"Schau mit beiden Augen – schau!“ Das sind Worte des Autors Jules Verne, Sohn der Stadt Nantes. Zu schauen gibt es in seiner Geburtsstadt Prachtvolles, Bezauberndes und Verblüffendes. Reibt man sich an einer Stelle noch erstaunt die Augen, gehen sie an anderer Stelle bereits über.
Suivez la ligne verte, folgen Sie der grünen Linie! Für den Kunstparcours dieses Namens, der auch auf und an der Loire entlang bis zur Mündung nach Saint-Nazaire führt, arbeiten einheimische wie internationale Künstler. Ihre Werke betonen das historische wie auch das zeitgenössische Nantes, machen mit Kreativität und Fröhlichkeit die Stadt zu einem Ort von Schönheit, mediterraner Leichtigkeit und Aufbruchstimmung. Bereits bei der Ankunft mit der Bahn schweift der Blick weit über die Stadt– der Bahnhof ist ein hoher Glasbau, gestaltet wie ein modernes Museum.
Urbaner Dschungel
In der Wohngasse Passage Bouchaud überrascht ein wuchernder Dschungel – Gräser, Büsche und Kletterpflanzen ranken wild und scheinbar undurchdringbar hinauf bis auf die Dachterrassen.

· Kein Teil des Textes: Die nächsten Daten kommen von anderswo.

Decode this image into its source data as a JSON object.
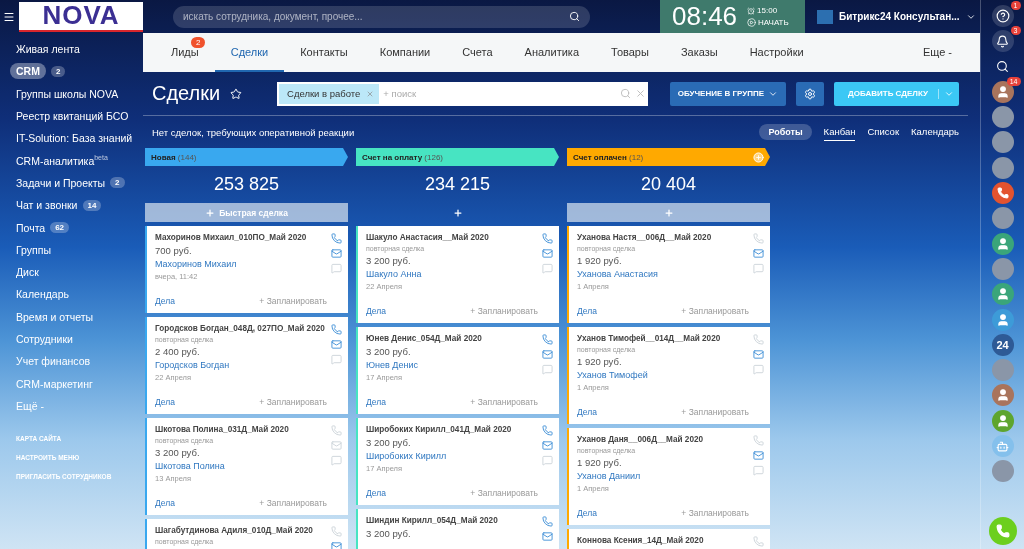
{
  "logo": {
    "text": "NOVA"
  },
  "search": {
    "placeholder": "искать сотрудника, документ, прочее..."
  },
  "clock": {
    "time": "08:46",
    "alarm": "15:00",
    "start": "НАЧАТЬ"
  },
  "user": {
    "name": "Битрикс24 Консультан..."
  },
  "sidebar": {
    "items": [
      {
        "label": "Живая лента",
        "selected": false
      },
      {
        "label": "CRM",
        "selected": true,
        "badge": "2"
      },
      {
        "label": "Группы школы NOVA",
        "selected": false
      },
      {
        "label": "Реестр квитанций БСО",
        "selected": false
      },
      {
        "label": "IT-Solution: База знаний",
        "selected": false
      },
      {
        "label": "CRM-аналитика$^{beta}$",
        "selected": false
      },
      {
        "label": "Задачи и Проекты",
        "selected": false,
        "badge": "2"
      },
      {
        "label": "Чат и звонки",
        "selected": false,
        "badge": "14"
      },
      {
        "label": "Почта",
        "selected": false,
        "badge": "62"
      },
      {
        "label": "Группы",
        "selected": false
      },
      {
        "label": "Диск",
        "selected": false
      },
      {
        "label": "Календарь",
        "selected": false
      },
      {
        "label": "Время и отчеты",
        "selected": false
      },
      {
        "label": "Сотрудники",
        "selected": false
      },
      {
        "label": "Учет финансов",
        "selected": false
      },
      {
        "label": "CRM-маркетинг",
        "selected": false
      },
      {
        "label": "Ещё -",
        "selected": false
      }
    ],
    "links": [
      "КАРТА САЙТА",
      "НАСТРОИТЬ МЕНЮ",
      "ПРИГЛАСИТЬ СОТРУДНИКОВ"
    ]
  },
  "tabs": [
    {
      "label": "Лиды",
      "selected": false,
      "badge": "2"
    },
    {
      "label": "Сделки",
      "selected": true
    },
    {
      "label": "Контакты",
      "selected": false
    },
    {
      "label": "Компании",
      "selected": false
    },
    {
      "label": "Счета",
      "selected": false
    },
    {
      "label": "Аналитика",
      "selected": false
    },
    {
      "label": "Товары",
      "selected": false
    },
    {
      "label": "Заказы",
      "selected": false
    },
    {
      "label": "Настройки",
      "selected": false
    },
    {
      "label": "Еще -",
      "selected": false
    }
  ],
  "toolbar": {
    "title": "Сделки",
    "filter_chip": "Сделки в работе",
    "filter_placeholder": "+ поиск",
    "category_button": "ОБУЧЕНИЕ В ГРУППЕ",
    "add_button": "ДОБАВИТЬ СДЕЛКУ"
  },
  "info": {
    "message": "Нет сделок, требующих оперативной реакции",
    "robots_button": "Роботы",
    "views": [
      {
        "label": "Канбан",
        "selected": true
      },
      {
        "label": "Список",
        "selected": false
      },
      {
        "label": "Календарь",
        "selected": false
      }
    ]
  },
  "columns": [
    {
      "name": "Новая",
      "count": "(144)",
      "color": "#39a8ef",
      "total": "253 825",
      "add_label": "Быстрая сделка",
      "cards": [
        {
          "title": "Махоринов Михаил_010ПО_Май 2020",
          "price": "700 руб.",
          "contact": "Махоринов Михаил",
          "date": "вчера, 11:42",
          "phone_active": true,
          "mail_active": true,
          "actions": "Дела",
          "plan": "+ Запланировать"
        },
        {
          "title": "Городсков Богдан_048Д, 027ПО_Май 2020",
          "note": "повторная сделка",
          "price": "2 400 руб.",
          "contact": "Городсков Богдан",
          "date": "22 Апреля",
          "phone_active": true,
          "mail_active": true,
          "actions": "Дела",
          "plan": "+ Запланировать"
        },
        {
          "title": "Шкотова Полина_031Д_Май 2020",
          "note": "повторная сделка",
          "price": "3 200 руб.",
          "contact": "Шкотова Полина",
          "date": "13 Апреля",
          "phone_active": false,
          "mail_active": false,
          "actions": "Дела",
          "plan": "+ Запланировать"
        },
        {
          "title": "Шагабутдинова Адиля_010Д_Май 2020",
          "note": "повторная сделка",
          "phone_active": false,
          "mail_active": true
        }
      ]
    },
    {
      "name": "Счет на оплату",
      "count": "(126)",
      "color": "#47e4c2",
      "total": "234 215",
      "cards": [
        {
          "title": "Шакуло Анастасия__Май 2020",
          "note": "повторная сделка",
          "price": "3 200 руб.",
          "contact": "Шакуло Анна",
          "date": "22 Апреля",
          "phone_active": true,
          "mail_active": true,
          "actions": "Дела",
          "plan": "+ Запланировать"
        },
        {
          "title": "Юнев Денис_054Д_Май 2020",
          "price": "3 200 руб.",
          "contact": "Юнев Денис",
          "date": "17 Апреля",
          "phone_active": true,
          "mail_active": true,
          "actions": "Дела",
          "plan": "+ Запланировать"
        },
        {
          "title": "Широбоких Кирилл_041Д_Май 2020",
          "price": "3 200 руб.",
          "contact": "Широбоких Кирилл",
          "date": "17 Апреля",
          "phone_active": true,
          "mail_active": true,
          "actions": "Дела",
          "plan": "+ Запланировать"
        },
        {
          "title": "Шиндин Кирилл_054Д_Май 2020",
          "price": "3 200 руб.",
          "phone_active": true,
          "mail_active": true
        }
      ]
    },
    {
      "name": "Счет оплачен",
      "count": "(12)",
      "color": "#ffa900",
      "total": "20 404",
      "cards": [
        {
          "title": "Уханова Настя__006Д__Май 2020",
          "note": "повторная сделка",
          "price": "1 920 руб.",
          "contact": "Уханова Анастасия",
          "date": "1 Апреля",
          "phone_active": false,
          "mail_active": true,
          "actions": "Дела",
          "plan": "+ Запланировать"
        },
        {
          "title": "Уханов Тимофей__014Д__Май 2020",
          "note": "повторная сделка",
          "price": "1 920 руб.",
          "contact": "Уханов Тимофей",
          "date": "1 Апреля",
          "phone_active": false,
          "mail_active": true,
          "actions": "Дела",
          "plan": "+ Запланировать"
        },
        {
          "title": "Уханов Даня__006Д__Май 2020",
          "note": "повторная сделка",
          "price": "1 920 руб.",
          "contact": "Уханов Даниил",
          "date": "1 Апреля",
          "phone_active": false,
          "mail_active": true,
          "actions": "Дела",
          "plan": "+ Запланировать"
        },
        {
          "title": "Коннова Ксения_14Д_Май 2020",
          "phone_active": false
        }
      ]
    }
  ],
  "rightbar": [
    {
      "kind": "help",
      "badge": "1"
    },
    {
      "kind": "bell",
      "badge": "3"
    },
    {
      "kind": "search"
    },
    {
      "kind": "person",
      "color": "#a9745c",
      "badge": "14"
    },
    {
      "kind": "photo"
    },
    {
      "kind": "photo"
    },
    {
      "kind": "photo"
    },
    {
      "kind": "phone",
      "color": "#e3532f"
    },
    {
      "kind": "photo"
    },
    {
      "kind": "person",
      "color": "#3aa57a"
    },
    {
      "kind": "photo"
    },
    {
      "kind": "person",
      "color": "#3aa57a"
    },
    {
      "kind": "person",
      "color": "#3d9bd8"
    },
    {
      "kind": "label",
      "color": "#2e5a96",
      "text": "24"
    },
    {
      "kind": "photo"
    },
    {
      "kind": "person",
      "color": "#a9745c"
    },
    {
      "kind": "person",
      "color": "#5ea52e"
    },
    {
      "kind": "bot",
      "color": "#84c0ec"
    },
    {
      "kind": "photo"
    },
    {
      "kind": "call",
      "color": "#6ccf1e"
    }
  ]
}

Der urbane Garten Jungle intérieur, ein Projekt des Künstlers Evor, zwingt, wie viele weitere Objekte in Nantes, zu einem Perspektivwechsel.

Dschungel mitten in der Stadt von Künstler Evor.

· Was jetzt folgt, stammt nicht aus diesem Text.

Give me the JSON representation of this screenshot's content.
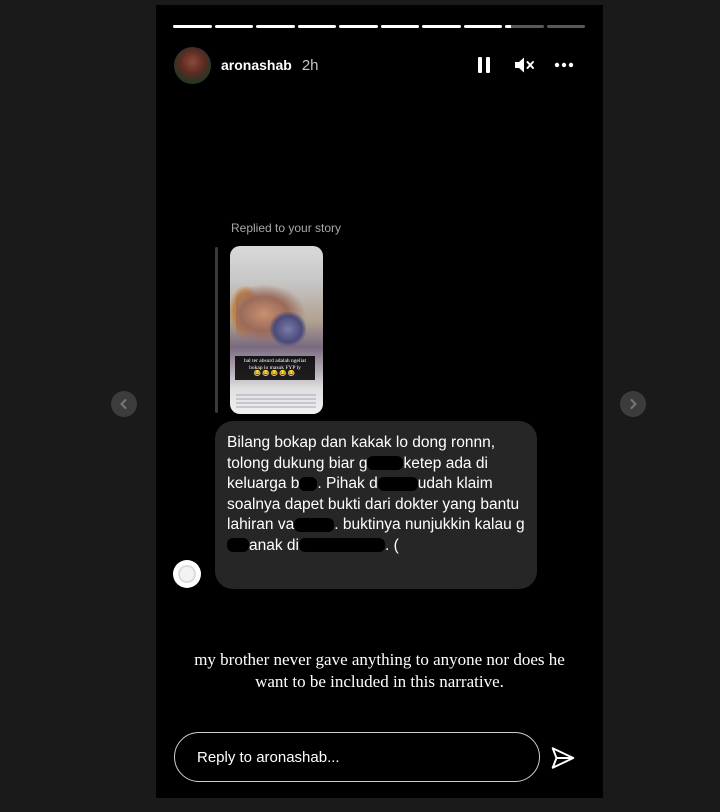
{
  "story": {
    "progress": {
      "segments_total": 10,
      "segments_complete": 8,
      "current_fraction": 0.15
    },
    "header": {
      "username": "aronashab",
      "time_ago": "2h",
      "icons": [
        "pause-icon",
        "mute-icon",
        "more-icon"
      ]
    },
    "reply_context": {
      "label": "Replied to your story"
    },
    "thumbnail": {
      "caption": "hal ter absurd adalah ngeliat bokap lo masuk FYP ly",
      "emoji": "😂😂😂😂😂"
    },
    "message": {
      "p1": "Bilang bokap dan kakak lo dong ronnn, tolong dukung biar g",
      "p2": "ketep ada di keluarga b",
      "p3": ". Pihak d",
      "p4": "udah klaim soalnya dapet bukti dari dokter yang bantu lahiran va",
      "p5": ". buktinya nunjukkin kalau g",
      "p6": "anak di",
      "p7": ". ("
    },
    "caption": "my brother never gave anything to anyone nor does he want to be included in this narrative.",
    "reply_input": {
      "placeholder": "Reply to aronashab..."
    }
  },
  "colors": {
    "story_bg": "#000000",
    "page_bg": "#1a1a1a",
    "bubble_bg": "#262626",
    "text": "#ffffff"
  }
}
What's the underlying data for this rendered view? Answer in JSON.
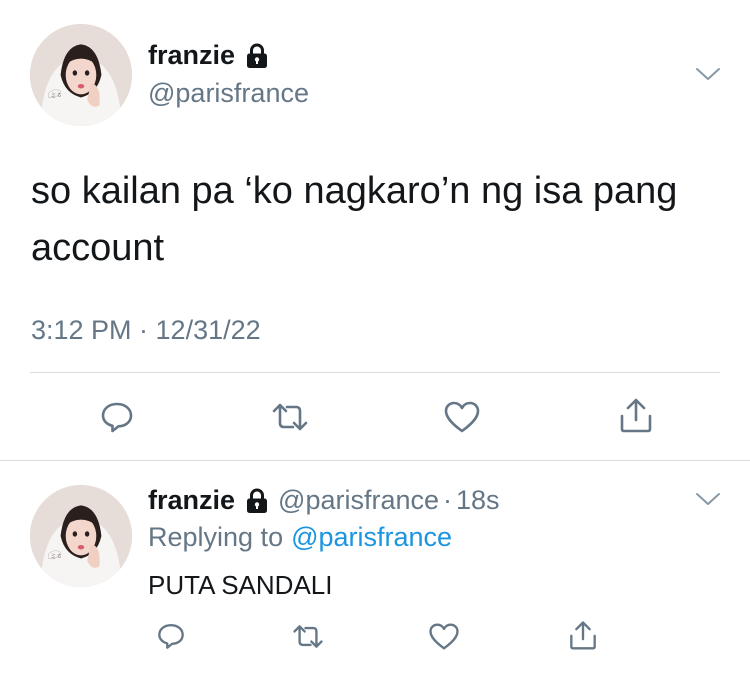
{
  "main_tweet": {
    "display_name": "franzie",
    "handle": "@parisfrance",
    "text": "so kailan pa ‘ko nagkaro’n ng isa pang account",
    "timestamp": "3:12 PM · 12/31/22",
    "icons": {
      "lock": "lock-icon",
      "menu": "chevron-down-icon",
      "reply": "reply-icon",
      "retweet": "retweet-icon",
      "like": "heart-icon",
      "share": "share-icon"
    }
  },
  "reply_tweet": {
    "display_name": "franzie",
    "handle": "@parisfrance",
    "separator": "·",
    "time": "18s",
    "replying_to_label": "Replying to",
    "replying_to_handle": "@parisfrance",
    "text": "PUTA SANDALI"
  },
  "colors": {
    "text_primary": "#14171a",
    "text_secondary": "#657786",
    "link": "#1b95e0",
    "divider": "#d6dde3",
    "icon": "#657786"
  }
}
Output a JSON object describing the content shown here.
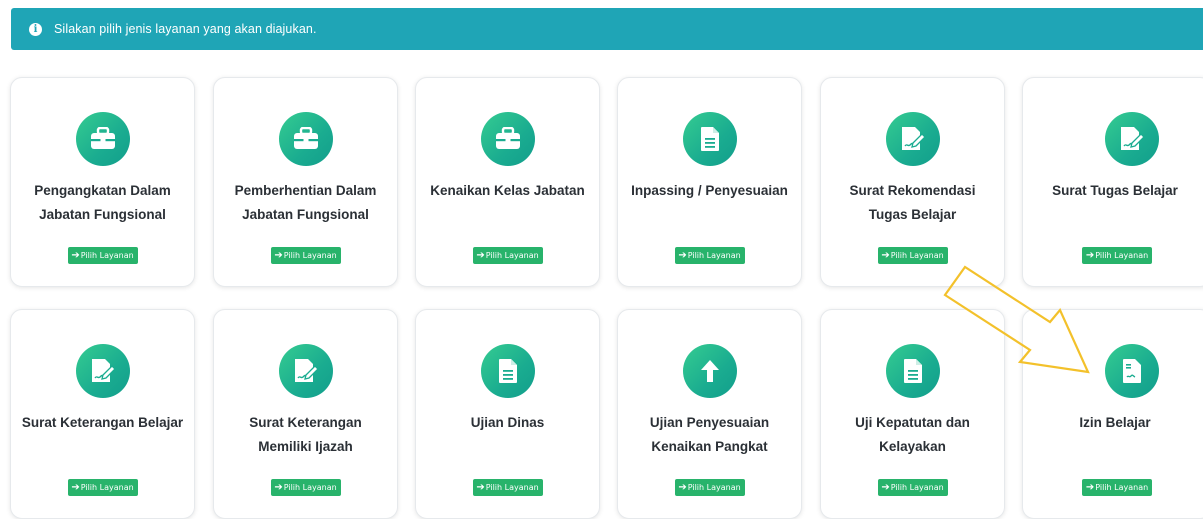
{
  "alert": {
    "icon": "info-icon",
    "text": "Silakan pilih jenis layanan yang akan diajukan."
  },
  "button_label": "Pilih Layanan",
  "services": [
    {
      "title": "Pengangkatan Dalam Jabatan Fungsional",
      "icon": "briefcase-icon"
    },
    {
      "title": "Pemberhentian Dalam Jabatan Fungsional",
      "icon": "briefcase-icon"
    },
    {
      "title": "Kenaikan Kelas Jabatan",
      "icon": "briefcase-icon"
    },
    {
      "title": "Inpassing / Penyesuaian",
      "icon": "document-icon"
    },
    {
      "title": "Surat Rekomendasi Tugas Belajar",
      "icon": "signature-icon"
    },
    {
      "title": "Surat Tugas Belajar",
      "icon": "signature-icon"
    },
    {
      "title": "Surat Keterangan Belajar",
      "icon": "signature-icon"
    },
    {
      "title": "Surat Keterangan Memiliki Ijazah",
      "icon": "signature-icon"
    },
    {
      "title": "Ujian Dinas",
      "icon": "document-icon"
    },
    {
      "title": "Ujian Penyesuaian Kenaikan Pangkat",
      "icon": "arrow-up-icon"
    },
    {
      "title": "Uji Kepatutan dan Kelayakan",
      "icon": "document-icon"
    },
    {
      "title": "Izin Belajar",
      "icon": "contract-icon"
    }
  ],
  "colors": {
    "alert_bg": "#1fa5b6",
    "icon_circle": "#1aac90",
    "button": "#28b36b",
    "annotation_arrow": "#f3c12b"
  }
}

Oftmals entstehen beim Betrachter Fragen, die zum Nachdenken, Weiterdenken anregen: Klettert das Schulmädchen, eine Skulptur am Cours Cambronne, auf das Podest hinauf oder herab? Bildhauer Philippe Ramette lässt die Antwort offen. Kann Musik auch für die Augen entstehen? Anscheinend. Das merkt man auf der Île de Nantes. Das Gebäude Manny ist von einer ultramodernen, feinen Fassadenhaut umgeben, die mit Metallnetzen durchzogen ist, der Künstler Rolf Julius nannte die Hülle Air. Der Wind schwingt hörbar durch die Fassade und verbindet sich sanft mit den Geräuschen der Umgebung.
Comicfigur verbindet sich mit der Stadt
Von der fröhlichen Cartoonfigur des Filili Viridi, die sich überall auf raffinierte, witzige Weise mit der Stadt verbindet, sind mal nur die Füße, dann der Kopf oder eine Hand zu sehen. Sie taucht auf in Bäumen oder im Parkteich oder rollt auf dem Place de la Duchesse Anne Rasen aus: Ein augenzwinkernder Hinweis darauf, dass Nantes – obwohl seit zehn Jahren beispielhaft nachhaltig und grün – weiterhin an der Renaturierung arbeiten sollte. Geschaffen hat die Figur der Künstler Jean Jullien; sein Filili Viridi lockt sogar kunstverrückte Koreaner in die einst größte Hafenstadt an der Loire.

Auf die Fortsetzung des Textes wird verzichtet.